Kind Of Green is not so much a book as a random pile of colourful jumble which you dip into and trust to your luck. It’s pictorially repetitious and typographically cluttered. Although fanatical about jazz, its author is over-enthusiastic and non-directional in his deployment of resources.
The raw material, apart from effusive recollection, is a store of photographs taken by Irishman Martin Connolly at jazz events covered between 1986 and 1990 by his brother Jim, then London correspondent for JazzNews International, Ireland’s first jazz magazine. Jim checked out events in the capital, Holland and Belfast.
Jim was a teacher and part-time journalist; Martin is now a professor of literature at Tsurumi University, Yokohama. Sadly, Martin is not an editor, otherwise his might have been a more readable and informative book. Chronicling one’s passion can be tedious for others unless there’s a strong context that might constitute additional and useful shared knowledge. Jazz photography is ferociously competitive.
Instead, the book, with its subtitle, resembles a fanzine collage of bits and bobs, amateur (and sometimes amateurish) photographs leavened by reasonably good professional ones, newsprint cuttings, biographical/autobiographical musing, and breathless rather than deathless prose. Some of the “legends” are less than legendary, by anyone’s reckoning.
A few examples: on facing pages – there’s neither index nor page numbering – are three almost identical pictures of George Benson, “the master at work” and, a few pages later, three of Jan Akkerman (oh – and three of John Scofield and four of John McLaughlin); an out-of-focus whole-page pic of Dizzy Gillespie smoking a cigar; 11 (!) pics of a 1990 Miles Davis band at the same gig, with more elsewhere; and all over the place a text that’s often gushing, inconsequential and bordering on the throwaway, as in this from roughly three-quarters of the way through: “Of course, by 1990, JazzNews International, as far as I can ascertain (my italics), was no longer being published.” More assiduous research might have reduced the level of uncertainty.
This is a shame, because the magazine and its editor, Dara Ó Lochlainn, are worth writing about. Connolly also mentions – and photographs – Solly Lipsitz (“Mr Jazz”), who ran Atlantic Records in Belfast, bracketing him as the northern paradigm with Dublin’s Ó Lochlainn as twin creators of an Irish interest in jazz and the mediators who brought international acts to the island.
The Connollys were from Belfast. Jim died in 2022, aged 64. While covering for JNI, he not only attended gigs but also got to know musicians – as did Martin, snapping away merrily and indulging a joint love of the music.

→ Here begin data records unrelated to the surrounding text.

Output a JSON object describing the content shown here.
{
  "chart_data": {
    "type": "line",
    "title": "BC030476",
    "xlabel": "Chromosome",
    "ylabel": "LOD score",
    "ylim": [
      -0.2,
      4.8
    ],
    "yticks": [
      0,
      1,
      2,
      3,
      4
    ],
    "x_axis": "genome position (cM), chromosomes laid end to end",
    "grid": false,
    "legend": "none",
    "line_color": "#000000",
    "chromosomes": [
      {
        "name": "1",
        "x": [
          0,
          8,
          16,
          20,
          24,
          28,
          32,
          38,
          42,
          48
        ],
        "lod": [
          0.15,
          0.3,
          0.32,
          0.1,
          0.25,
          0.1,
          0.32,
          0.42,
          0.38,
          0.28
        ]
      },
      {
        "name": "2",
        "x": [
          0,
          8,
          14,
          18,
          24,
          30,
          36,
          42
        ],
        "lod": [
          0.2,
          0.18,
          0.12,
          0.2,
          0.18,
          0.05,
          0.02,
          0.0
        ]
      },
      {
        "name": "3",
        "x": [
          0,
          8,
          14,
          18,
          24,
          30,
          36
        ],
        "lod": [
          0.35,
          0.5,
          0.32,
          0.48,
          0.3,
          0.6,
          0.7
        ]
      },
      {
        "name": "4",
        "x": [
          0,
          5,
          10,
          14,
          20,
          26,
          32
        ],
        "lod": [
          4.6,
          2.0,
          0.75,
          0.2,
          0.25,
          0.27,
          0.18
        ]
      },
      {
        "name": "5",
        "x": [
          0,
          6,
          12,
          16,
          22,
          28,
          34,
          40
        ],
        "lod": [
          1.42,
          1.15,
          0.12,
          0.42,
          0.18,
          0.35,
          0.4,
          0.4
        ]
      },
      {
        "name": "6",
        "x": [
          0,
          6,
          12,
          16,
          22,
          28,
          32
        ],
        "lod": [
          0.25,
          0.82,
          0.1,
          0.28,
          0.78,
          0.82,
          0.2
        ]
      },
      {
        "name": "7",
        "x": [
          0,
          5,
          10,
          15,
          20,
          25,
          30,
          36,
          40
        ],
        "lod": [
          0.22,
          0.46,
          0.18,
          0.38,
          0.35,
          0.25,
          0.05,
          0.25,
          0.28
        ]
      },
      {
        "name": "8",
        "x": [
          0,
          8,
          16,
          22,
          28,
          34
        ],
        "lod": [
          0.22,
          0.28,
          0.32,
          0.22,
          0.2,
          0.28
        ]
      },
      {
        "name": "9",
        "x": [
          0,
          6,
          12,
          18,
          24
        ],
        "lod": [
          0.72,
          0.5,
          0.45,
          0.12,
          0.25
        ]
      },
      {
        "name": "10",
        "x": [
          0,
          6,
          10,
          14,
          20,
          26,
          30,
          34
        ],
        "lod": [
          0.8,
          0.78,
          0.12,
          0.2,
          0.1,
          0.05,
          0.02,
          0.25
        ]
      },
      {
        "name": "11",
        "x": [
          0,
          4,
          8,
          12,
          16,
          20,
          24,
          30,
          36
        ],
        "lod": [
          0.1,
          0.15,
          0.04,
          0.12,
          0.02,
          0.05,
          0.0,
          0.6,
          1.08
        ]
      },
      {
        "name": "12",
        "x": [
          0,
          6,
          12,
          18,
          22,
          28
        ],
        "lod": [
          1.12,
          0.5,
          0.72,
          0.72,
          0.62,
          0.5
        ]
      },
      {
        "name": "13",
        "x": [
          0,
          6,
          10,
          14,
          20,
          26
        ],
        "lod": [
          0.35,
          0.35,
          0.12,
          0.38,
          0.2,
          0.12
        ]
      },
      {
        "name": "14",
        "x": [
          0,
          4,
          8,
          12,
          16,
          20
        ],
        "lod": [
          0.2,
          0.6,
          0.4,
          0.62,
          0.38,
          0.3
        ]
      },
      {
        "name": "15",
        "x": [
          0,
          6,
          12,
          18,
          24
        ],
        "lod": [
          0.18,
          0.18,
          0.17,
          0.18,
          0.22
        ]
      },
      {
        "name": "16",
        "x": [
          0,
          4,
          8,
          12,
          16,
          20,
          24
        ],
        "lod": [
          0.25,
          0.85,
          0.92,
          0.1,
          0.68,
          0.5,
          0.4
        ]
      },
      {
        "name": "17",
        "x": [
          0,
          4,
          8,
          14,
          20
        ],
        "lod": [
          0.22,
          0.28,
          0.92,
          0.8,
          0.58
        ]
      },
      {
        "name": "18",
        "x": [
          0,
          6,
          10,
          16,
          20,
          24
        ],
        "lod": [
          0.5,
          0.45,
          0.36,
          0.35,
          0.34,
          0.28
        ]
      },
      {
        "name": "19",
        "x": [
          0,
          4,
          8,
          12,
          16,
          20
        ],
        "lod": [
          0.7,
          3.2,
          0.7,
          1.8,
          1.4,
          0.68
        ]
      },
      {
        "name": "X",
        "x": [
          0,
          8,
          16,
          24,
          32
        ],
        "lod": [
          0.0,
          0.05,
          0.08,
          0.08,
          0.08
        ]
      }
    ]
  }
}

It’s tough having to take a pop at such enthusiasm, but unless an author marshals his resources, jettisons the dross and the below-par, and adopts some kind of intelligible format in both narrative and aesthetic, the reader will switch off. And that’s from a former newspaperman (me) who regularly witnessed an editor ripping up any print that was not sharp, professional, and guaranteed to grip and hold the reader’s attention. There’s an illustrated book here trying to escape from an undifferentiated hotchpotch of words and pictures. And no-one should under-estimate the art of book design. All that said, the brothers got to see and hear a lot of great musicians in a relatively short period.
Kind Of Green: Jazz Legends From ’86 – ’90 Through An Irish Lens, by Martin Connolly. Snow Child Press, pb, appx 55 pages (no numbers), ISBN: 978-1-911100-20-1. No price given.